There were 18 households, of which 11.1% had children under the age of 18 living with them, 22.2% were married couples living together, 5.6% had a female householder with no husband present, 5.6% had a male householder with no wife present, and 66.7% were non-families. 50.0% of all households were made up of individuals, and 5.6% had someone living alone who was 65 years of age or older. The average household size was 1.89 and the average family size was 3.00.
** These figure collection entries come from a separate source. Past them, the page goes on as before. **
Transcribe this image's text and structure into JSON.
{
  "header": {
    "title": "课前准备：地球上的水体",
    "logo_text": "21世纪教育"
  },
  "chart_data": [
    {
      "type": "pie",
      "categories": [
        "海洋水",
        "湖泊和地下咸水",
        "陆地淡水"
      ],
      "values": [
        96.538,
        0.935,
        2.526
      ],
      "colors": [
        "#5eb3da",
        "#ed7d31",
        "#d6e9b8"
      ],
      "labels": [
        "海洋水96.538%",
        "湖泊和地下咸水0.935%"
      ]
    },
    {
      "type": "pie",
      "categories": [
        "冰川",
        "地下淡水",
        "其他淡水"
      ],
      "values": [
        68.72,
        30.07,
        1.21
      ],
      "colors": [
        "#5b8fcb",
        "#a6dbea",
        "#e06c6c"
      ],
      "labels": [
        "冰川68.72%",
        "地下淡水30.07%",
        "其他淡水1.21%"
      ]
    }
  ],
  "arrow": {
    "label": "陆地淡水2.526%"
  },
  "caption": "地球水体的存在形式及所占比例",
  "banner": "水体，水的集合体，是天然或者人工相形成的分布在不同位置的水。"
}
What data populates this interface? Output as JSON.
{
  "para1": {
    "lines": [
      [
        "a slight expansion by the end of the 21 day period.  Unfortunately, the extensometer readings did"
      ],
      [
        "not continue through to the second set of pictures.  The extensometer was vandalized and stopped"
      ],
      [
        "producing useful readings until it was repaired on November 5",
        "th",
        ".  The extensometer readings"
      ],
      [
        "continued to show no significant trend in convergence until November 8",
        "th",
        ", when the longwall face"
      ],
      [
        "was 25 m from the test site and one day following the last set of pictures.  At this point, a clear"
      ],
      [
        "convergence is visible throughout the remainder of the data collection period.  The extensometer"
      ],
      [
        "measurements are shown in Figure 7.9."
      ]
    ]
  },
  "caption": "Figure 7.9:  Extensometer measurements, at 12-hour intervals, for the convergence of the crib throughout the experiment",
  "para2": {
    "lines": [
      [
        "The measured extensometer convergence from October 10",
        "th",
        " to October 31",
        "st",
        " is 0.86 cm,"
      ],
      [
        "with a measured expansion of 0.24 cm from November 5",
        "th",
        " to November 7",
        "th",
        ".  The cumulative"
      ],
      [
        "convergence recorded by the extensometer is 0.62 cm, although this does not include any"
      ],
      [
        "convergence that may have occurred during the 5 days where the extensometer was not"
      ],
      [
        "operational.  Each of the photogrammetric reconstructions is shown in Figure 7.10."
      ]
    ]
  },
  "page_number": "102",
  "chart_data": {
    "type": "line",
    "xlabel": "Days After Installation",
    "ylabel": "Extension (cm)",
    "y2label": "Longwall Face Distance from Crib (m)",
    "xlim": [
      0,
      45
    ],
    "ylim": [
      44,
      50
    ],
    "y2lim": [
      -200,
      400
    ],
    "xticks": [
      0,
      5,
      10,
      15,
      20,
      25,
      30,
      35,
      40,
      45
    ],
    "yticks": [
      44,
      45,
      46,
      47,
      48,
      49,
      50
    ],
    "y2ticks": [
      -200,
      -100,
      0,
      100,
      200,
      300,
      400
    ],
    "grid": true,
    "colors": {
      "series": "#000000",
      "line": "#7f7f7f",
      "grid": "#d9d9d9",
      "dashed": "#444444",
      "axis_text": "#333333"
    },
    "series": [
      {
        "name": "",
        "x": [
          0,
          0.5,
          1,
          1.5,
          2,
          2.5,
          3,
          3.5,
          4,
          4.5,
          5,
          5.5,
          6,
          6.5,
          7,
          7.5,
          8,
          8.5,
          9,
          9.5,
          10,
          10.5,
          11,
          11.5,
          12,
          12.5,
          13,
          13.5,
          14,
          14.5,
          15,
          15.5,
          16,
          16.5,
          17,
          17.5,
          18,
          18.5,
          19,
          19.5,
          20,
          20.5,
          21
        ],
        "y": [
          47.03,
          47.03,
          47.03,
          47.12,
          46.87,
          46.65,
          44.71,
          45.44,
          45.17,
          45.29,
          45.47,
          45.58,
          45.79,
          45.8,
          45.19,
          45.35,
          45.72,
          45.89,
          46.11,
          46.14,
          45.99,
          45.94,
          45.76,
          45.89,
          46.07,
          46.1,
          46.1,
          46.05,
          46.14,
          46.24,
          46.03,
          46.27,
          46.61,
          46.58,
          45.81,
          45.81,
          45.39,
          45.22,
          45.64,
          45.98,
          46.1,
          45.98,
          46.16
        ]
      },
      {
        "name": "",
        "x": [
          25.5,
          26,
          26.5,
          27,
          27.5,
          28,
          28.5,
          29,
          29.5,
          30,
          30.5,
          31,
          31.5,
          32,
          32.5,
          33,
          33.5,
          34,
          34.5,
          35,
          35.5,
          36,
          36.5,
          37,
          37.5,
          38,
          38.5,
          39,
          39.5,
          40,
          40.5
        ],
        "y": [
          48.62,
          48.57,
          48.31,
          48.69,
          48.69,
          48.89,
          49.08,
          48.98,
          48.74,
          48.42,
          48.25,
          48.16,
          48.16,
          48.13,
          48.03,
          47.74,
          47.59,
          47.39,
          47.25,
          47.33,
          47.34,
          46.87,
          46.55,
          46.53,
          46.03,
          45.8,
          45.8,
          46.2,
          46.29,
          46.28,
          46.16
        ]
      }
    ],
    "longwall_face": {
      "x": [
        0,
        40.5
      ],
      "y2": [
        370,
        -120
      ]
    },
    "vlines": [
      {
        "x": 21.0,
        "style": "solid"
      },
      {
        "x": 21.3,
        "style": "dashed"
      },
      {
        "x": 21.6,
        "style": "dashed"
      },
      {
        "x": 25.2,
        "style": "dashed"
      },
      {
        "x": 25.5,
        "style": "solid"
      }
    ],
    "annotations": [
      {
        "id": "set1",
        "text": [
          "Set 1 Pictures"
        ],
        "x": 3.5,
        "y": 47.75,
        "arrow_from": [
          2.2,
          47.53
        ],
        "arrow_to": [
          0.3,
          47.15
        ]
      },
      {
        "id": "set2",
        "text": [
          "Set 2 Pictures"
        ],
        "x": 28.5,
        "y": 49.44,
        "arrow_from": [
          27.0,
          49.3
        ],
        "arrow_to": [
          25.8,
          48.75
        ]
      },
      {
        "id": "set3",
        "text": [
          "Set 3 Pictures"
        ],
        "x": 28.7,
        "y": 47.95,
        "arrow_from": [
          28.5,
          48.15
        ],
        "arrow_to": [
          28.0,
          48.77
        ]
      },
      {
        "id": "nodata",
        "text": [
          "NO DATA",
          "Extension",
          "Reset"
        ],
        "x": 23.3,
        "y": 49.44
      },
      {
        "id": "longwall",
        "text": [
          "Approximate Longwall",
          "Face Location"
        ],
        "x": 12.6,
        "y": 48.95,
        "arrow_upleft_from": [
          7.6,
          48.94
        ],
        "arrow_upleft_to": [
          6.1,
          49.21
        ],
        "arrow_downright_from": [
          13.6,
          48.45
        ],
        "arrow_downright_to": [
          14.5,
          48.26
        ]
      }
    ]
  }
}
The median age in the city was 50 years. 17.6% of residents were under the age of 18; 8.9% were between the ages of 18 and 24; 11.7% were from 25 to 44; 47.2% were from 45 to 64; and 14.7% were 65 years of age or older. The gender makeup of the city was 55.9% male and 44.1% female.

===2000 census===
As of the census of 2000, there were 28 people, 15 households, and 4 families residing in the city. The population density was 39.5 PD/sqmi. There were 28 housing units at an average density of 39.5 /sqmi. The racial makeup of the city was 100.00% White.

There were 15 households, out of which 26.7% had children under the age of 18 living with them, 20.0% were married couples living together, 13.3% had a female householder with no husband present, and 66.7% were non-families. 46.7% of all households were made up of individuals, and 33.3% had someone living alone who was 65 years of age or older. The average household size was 1.87 and the average family size was 2.80.

Age spread: 21.4% under the age of 18, 10.7% from 18 to 24, 25.0% from 25 to 44, 25.0% from 45 to 64, and 17.9% who were 65 years of age or older. The median age was 42 years.

The median income for a household in the city was $10,500, and the median income for a family was $0. Males had a median income of $8,750 versus $0 for females. The per capita income for the city was $9,891. There were no families and 45.5% of the population living below the poverty line, including no under eighteens and none of those over 64.

==Education==
Carbon is within the Corning Community School District. Residents are zoned to Southwest Valley High School, operated by the Corning district, and shared with the Villisca Community School District as part of a grade-sharing agreement. It was previously served by Corning High School.